54 countries, 19 million sq miles and a billion people. How is that for a large market? In a developed country like the US, we take cell phones and the associated convenience for granted. In many cases, they free us from being “tethered” to a fixed desk if you want to get online and you do your shopping, email, Facebook updates, etc. There is a whole plethora of humanity out there, however, that these are alien concepts when they are still trying to struggle with basic essentials such as infrastructure, roads, telephones etc. The Africa panel at the GMIC SV took a look at some of the issues and benefits of mobile adoption in one of the lesser developed regions of the world.
Africa is one place that not a lot of people think is associated with innovations in the mobile space. But with 700M mobile connections, it is now the 2nd largest mobile market in the world. A blistering 30% growth rate brought it to its current state, and the continent is not done yet! A disproportionately large share is taken up by some of the bigger markets: Nigeria, South Africa, Kenya, Egypt, and the Maghreb countries of North Africa, etc, but there are areas of innovation throughout the region.

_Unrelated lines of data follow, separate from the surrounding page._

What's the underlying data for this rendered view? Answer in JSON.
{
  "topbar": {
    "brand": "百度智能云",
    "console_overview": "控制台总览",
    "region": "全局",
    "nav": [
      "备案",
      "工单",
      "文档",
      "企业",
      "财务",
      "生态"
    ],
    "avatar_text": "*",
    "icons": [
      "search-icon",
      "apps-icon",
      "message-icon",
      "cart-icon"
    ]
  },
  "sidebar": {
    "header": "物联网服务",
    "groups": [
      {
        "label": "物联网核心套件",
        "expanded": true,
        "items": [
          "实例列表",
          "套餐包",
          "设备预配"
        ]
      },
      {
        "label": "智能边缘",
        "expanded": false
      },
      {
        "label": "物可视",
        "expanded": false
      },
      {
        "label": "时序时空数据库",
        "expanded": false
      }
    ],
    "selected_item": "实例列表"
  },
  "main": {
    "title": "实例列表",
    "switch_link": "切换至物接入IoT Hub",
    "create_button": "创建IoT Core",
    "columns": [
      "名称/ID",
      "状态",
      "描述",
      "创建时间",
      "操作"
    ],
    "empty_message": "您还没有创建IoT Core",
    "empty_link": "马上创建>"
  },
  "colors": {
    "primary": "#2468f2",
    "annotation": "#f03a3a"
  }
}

This growth is to be celebrated giving Africa a new face different from the common stereotype of poverty and social ills. Infrastructure in some cases is preceding basic essentials including electricity.
One advantage of the large population is the intense competition to gain marketshare is making technology more affordable to the bottom of the pyramid. Most of the development so far has focused on feature phones, but data connections are rising as increased awareness of the utility of mobile data drives increased adoption. The price war is driving down the price of devices and plans, but with innovation, the average revenue per user (ARPU) is being expanded to services.

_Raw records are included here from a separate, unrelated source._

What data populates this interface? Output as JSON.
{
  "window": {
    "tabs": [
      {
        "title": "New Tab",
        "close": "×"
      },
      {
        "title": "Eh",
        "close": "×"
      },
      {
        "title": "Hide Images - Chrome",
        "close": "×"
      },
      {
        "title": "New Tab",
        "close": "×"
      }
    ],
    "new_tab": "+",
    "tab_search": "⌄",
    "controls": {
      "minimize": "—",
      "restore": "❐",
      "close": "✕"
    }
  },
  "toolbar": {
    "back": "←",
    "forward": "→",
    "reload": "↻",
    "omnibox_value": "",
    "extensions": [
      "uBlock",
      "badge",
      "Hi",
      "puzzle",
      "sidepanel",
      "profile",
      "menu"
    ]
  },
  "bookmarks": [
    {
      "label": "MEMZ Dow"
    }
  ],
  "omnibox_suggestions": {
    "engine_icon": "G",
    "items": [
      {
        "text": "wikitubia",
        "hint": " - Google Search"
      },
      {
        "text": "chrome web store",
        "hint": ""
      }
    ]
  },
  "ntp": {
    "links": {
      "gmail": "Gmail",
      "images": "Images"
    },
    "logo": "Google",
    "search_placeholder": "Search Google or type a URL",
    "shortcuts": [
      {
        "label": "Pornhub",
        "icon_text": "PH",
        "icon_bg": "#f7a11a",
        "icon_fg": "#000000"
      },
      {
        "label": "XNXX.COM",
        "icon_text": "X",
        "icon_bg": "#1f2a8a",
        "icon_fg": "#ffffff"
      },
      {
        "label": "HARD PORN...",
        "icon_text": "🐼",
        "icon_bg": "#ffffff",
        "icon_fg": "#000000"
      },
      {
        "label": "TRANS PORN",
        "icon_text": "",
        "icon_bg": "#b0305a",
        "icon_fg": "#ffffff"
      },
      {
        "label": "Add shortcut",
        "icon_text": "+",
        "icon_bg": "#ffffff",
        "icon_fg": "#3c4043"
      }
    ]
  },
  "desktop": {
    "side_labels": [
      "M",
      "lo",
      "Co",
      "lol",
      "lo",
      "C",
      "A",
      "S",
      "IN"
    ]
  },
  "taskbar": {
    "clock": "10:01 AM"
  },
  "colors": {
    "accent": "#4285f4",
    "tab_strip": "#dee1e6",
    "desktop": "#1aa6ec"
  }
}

There are many areas of disruption enabling empowerment of the people. Farmers interact with the ecosystem and get better data for their farming methods. Businesses and families can get insurance by answering a few simple questions on their mobile phones, parents wanting to develop the next Justin Bieber from Africa on youtube are investing in iphones. In finance, things that we can’t even do in the US with the latest smartphone, people in Africa are doing with first generation nokia phones without having bank routing numbers or accounts. Some teachers in africa receive their paycheck on the phone!
Africa still has some catching up on female rights, but mobile phones have empowered more women than ever before. They are able to take short courses, quizes, little-wiki pages, form sympathy groups for widows and disaster victims, report abuse. According to the panel, governance is much better: if you post on twitter, you probably get a faster response time from the police and perhaps a better chance to catch the culprits.
The mind boggles for those of us who don’t have these issues.
With all that said, there are still challenges. Take the issue of bandwidth for instance. Govts have a long way to go in managing spectrums and licensing transparency is still not there. Also, Africa is not one country: each country has its own laws, regulations and barriers to entry. But as modernization resolves some of these challenges, entrepreneurs should look at the future opportunities in coming decade: how creating smart communities enables new business models. Maybe, just maybe, if you solve basic human needs in the developing world, you will get a bigger return on investment than one more social networking app.